But its not a very robust one: its never true of fast programs on realistic hardware for example (not for a long time now). And all the rule bending (-fstrict-alias, bunch of stuff) exists in this tension between the grade school natural language paradigm and the reality of computers. I say grade school not to be pejorative, but rather because it is roughly the boundary where written natural languages begin to have interesting tensions around past and future and simultaneous, changing and not changing.
Functors and applicatives and monads and other type classes like these are the source of endless analogies because there isn't an accepted, broadly-understood terminology for this "well its roughly what would happen if you had a piece of paper and wrote things on it at every statement boundary and scratched off the old ones" (though Turing and von Neumann did formalize this in useful ways, they just don't generalize well to realistic computers anymore).
Monads are the mathematical object that is forced on you if you want a rigorous way to describe the semantics of program execution in the vicinity of this "common sense" notion. That's really what everyone is dancing around: your program is only well defined with either:
- a big rulebook full of exceptions and edge cases
- a compositional rule strict enough to give some useful predictability but lax enough to admit most useful programs.
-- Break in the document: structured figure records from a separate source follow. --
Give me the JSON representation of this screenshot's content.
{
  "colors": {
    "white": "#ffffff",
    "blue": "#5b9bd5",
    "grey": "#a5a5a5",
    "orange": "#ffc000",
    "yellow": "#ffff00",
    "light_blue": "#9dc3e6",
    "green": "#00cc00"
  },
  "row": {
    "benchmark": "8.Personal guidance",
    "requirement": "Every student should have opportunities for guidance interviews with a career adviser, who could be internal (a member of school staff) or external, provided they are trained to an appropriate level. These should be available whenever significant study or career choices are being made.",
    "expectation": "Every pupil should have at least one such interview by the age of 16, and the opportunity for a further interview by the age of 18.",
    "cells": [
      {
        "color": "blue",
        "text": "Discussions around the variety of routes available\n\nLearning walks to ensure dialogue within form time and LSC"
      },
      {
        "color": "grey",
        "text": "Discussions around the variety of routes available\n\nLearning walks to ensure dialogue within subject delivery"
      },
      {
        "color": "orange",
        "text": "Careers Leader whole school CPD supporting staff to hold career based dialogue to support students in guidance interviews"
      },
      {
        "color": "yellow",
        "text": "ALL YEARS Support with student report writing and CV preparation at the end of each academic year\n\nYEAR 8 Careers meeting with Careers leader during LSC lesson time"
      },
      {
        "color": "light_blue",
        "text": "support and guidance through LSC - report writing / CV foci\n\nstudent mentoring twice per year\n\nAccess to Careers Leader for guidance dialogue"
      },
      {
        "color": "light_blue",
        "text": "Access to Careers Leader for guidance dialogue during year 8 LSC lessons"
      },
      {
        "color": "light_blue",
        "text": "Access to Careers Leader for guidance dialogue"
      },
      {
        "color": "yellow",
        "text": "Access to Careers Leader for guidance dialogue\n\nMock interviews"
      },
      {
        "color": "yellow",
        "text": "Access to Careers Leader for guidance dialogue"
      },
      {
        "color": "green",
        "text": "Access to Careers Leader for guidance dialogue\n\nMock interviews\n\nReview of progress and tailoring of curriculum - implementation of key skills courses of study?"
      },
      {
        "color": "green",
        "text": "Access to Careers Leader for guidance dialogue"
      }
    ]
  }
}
It is this rigor/laxity tension as concerns text on a page and gates on a semiconductor that gives monads a privileged place in the towers of categories. When I worked on Sigma we were among the earlier adoptors of ApplicativeDo, for example, because we wanted a slightly different rigor/laxity tradeoff for performance reasons.
Monads are what happens when you do shift the giant pile of "back of the book" compiler details that describe program execution semantics into a much simpler set of rules, but at the cost of increasing the barrier to entry because you need to know the rules before you can print "hello world".